Ele me ninava, fazia desenhos em sua mão e acendia Maria Preta atrás de Maria Preta na porta de casa, no início da noite. Só para mim. Me ensinou a desenhar, desdenhar e infernizar. Ensinou também que homem chora. Ouvia com paciência minhas descobertas, ria dos meus ataques de fúria e de minha guerra diária com o pijama. Eu desenhava um emaranhado de flores e heras que começavam sempre em meu tornozelo e subiam por minhas pernas – e ele dizia que era lindo. E eu confiava cegamente. Hoje manda e-mails desconexos, só fala na primeira pessoa e não sabe quem sou eu. Ele me botava para dormir, hoje é um estranho com quem esbarro pela rua.

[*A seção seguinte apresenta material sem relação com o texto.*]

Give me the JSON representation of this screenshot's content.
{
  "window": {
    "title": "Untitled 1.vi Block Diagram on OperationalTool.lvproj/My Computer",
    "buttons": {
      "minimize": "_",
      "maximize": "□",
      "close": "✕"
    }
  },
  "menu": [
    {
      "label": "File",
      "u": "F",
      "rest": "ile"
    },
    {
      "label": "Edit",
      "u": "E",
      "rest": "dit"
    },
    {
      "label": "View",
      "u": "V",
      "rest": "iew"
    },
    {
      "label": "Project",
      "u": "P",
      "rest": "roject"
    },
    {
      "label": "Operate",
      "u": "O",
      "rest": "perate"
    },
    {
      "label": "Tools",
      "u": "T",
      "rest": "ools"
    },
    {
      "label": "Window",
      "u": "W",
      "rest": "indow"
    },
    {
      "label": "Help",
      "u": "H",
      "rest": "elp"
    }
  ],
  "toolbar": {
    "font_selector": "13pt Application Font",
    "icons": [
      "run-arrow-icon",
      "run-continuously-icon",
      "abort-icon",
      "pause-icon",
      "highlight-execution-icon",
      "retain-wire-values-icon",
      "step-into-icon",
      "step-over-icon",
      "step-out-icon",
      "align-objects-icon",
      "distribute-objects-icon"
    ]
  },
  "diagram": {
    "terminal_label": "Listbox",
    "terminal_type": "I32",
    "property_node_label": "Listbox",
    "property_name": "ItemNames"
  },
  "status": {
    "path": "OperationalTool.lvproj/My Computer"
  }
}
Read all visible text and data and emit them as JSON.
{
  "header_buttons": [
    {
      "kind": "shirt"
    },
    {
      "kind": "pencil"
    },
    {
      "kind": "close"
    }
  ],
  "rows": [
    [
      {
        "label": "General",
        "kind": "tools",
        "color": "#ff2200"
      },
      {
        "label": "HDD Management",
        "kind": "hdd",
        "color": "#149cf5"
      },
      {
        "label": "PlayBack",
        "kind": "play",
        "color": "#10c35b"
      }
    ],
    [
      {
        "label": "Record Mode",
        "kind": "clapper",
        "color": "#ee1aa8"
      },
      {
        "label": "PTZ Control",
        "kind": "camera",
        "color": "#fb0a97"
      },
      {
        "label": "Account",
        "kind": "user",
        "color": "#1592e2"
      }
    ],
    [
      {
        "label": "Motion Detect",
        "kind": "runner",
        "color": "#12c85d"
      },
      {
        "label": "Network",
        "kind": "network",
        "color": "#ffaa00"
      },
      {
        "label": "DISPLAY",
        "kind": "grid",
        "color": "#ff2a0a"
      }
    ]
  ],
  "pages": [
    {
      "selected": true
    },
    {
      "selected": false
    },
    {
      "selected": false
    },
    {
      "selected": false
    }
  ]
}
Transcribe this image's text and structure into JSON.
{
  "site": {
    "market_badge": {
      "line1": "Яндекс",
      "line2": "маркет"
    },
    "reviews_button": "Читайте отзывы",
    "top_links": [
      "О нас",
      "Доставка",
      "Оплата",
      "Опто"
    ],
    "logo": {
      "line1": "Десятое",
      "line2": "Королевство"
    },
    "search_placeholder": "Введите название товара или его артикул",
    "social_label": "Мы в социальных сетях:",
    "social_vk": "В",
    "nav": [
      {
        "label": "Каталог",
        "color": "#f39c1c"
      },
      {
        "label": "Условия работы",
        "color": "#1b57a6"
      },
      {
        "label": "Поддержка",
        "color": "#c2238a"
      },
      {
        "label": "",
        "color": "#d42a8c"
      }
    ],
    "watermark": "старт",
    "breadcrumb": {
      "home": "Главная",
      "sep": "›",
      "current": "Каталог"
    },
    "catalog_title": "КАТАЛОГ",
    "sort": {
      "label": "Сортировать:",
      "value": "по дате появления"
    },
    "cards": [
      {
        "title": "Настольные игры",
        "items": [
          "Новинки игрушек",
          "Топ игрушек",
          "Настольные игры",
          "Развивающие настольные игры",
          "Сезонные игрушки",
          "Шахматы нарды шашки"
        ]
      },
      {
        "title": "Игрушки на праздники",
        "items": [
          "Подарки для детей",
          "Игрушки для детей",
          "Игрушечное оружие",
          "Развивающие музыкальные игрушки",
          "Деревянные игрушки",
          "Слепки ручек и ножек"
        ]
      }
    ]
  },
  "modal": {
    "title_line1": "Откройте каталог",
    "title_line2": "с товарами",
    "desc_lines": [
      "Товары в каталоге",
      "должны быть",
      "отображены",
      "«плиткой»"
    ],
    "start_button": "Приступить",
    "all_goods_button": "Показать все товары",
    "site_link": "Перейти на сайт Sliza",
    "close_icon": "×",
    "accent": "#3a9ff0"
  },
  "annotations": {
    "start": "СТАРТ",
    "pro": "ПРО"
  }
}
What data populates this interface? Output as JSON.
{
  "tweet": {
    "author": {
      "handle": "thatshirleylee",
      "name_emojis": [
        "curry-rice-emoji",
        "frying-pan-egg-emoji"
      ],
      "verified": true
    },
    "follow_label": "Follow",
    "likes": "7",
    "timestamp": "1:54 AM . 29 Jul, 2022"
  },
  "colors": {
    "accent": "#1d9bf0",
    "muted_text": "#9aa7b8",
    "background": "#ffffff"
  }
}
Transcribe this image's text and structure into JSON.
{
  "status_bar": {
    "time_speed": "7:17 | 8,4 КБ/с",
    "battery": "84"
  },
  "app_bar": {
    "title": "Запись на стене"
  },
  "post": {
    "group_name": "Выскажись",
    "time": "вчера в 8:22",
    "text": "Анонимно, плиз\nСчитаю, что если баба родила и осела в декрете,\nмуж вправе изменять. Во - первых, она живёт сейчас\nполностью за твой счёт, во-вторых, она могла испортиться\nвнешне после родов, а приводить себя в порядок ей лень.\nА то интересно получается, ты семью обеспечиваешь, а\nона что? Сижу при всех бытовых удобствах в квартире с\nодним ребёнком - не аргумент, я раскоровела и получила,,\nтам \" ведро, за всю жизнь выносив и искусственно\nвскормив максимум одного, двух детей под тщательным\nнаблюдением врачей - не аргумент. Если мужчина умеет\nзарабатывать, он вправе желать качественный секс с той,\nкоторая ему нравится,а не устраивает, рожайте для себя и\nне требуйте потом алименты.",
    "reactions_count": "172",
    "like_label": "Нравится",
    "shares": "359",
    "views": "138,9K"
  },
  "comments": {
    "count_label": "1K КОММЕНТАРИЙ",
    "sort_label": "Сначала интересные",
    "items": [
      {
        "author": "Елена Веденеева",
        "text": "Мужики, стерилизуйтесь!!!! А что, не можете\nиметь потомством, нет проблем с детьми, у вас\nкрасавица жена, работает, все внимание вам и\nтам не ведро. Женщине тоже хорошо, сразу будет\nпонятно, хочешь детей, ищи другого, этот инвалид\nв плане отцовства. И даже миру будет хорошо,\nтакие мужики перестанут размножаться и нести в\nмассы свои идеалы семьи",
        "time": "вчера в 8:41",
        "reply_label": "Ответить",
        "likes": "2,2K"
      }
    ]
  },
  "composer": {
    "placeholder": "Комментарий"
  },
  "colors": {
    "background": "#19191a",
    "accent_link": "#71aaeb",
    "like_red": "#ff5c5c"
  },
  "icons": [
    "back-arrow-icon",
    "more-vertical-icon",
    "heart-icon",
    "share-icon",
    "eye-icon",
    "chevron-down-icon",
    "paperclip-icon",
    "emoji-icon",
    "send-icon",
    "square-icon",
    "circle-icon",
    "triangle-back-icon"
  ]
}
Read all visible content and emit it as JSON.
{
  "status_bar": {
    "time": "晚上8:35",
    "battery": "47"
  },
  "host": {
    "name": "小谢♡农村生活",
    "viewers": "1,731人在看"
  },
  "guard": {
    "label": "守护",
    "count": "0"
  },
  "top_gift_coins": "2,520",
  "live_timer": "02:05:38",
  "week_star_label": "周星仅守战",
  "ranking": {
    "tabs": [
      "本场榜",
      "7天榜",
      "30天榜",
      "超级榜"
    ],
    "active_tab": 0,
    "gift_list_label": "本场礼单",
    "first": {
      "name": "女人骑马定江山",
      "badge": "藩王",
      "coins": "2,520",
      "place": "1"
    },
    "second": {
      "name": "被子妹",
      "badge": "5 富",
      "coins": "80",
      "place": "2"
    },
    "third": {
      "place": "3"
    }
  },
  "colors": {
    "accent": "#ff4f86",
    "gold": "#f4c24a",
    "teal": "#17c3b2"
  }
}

Ele era o meu bebê, que nunca foi meu. Dormia atracado com meus cabelos, para ter certeza de que a noite não me tragaria. Me olhava com seus enormes olhos azuis tristes e sorria com aquela boquinha pequena que me tirava o ar. Contava a todos que quando crescesse seria meu namorado. Me beijava sempre, o tempo inteiro, pequenos selinhos sabor chocolate, calabresa, tuti-frutti. Ficava encardido. Nunca cheirava mal. Ainda cheirava como bebê. O meu bebê, que nunca foi meu. Dez anos depois o vejo do ônibus, andando na rua, quase tão grande quanto seu pai. Seus enormes olhos já não são azuis mas continuam tristes. Uma tristeza serena que se esvai com seu sorriso que ainda me tira o ar. Olho pai e filho andando com o mesmo passo, os mesmos trejeitos. Olho o meu bebê. Grande, bonito, distante. Ele não me vê.

Ele invade minha casa, tira sua roupa, toma sua cerveja e me põe nua em seu colo. Não, ele não me come. Me bebe e devora como que em busca de sua "energia vital". Da certeza de estar vivo. Depois, me dilacera falando atrocidades enquanto me acarinha. Quando se cansa da brincadeira veste-se, abandona a lata de cerveja e vai embora. Eu tenho que beijá-lo. Ele consente sem paciência. Quando vai embora, com seus passos firmes e hoje secos, afasta-se com a segurança de quem sabe que não deixa para trás apenas camisinhas usadas, embalagens de Engov e meia lata de cerveja. Sabe que deixa para trás também, junto com esse pequeno amontoado de lixo, um coração acelerado, uma cabeça inflamada e olhos que teimam em se manter secos. Nunca olha para trás.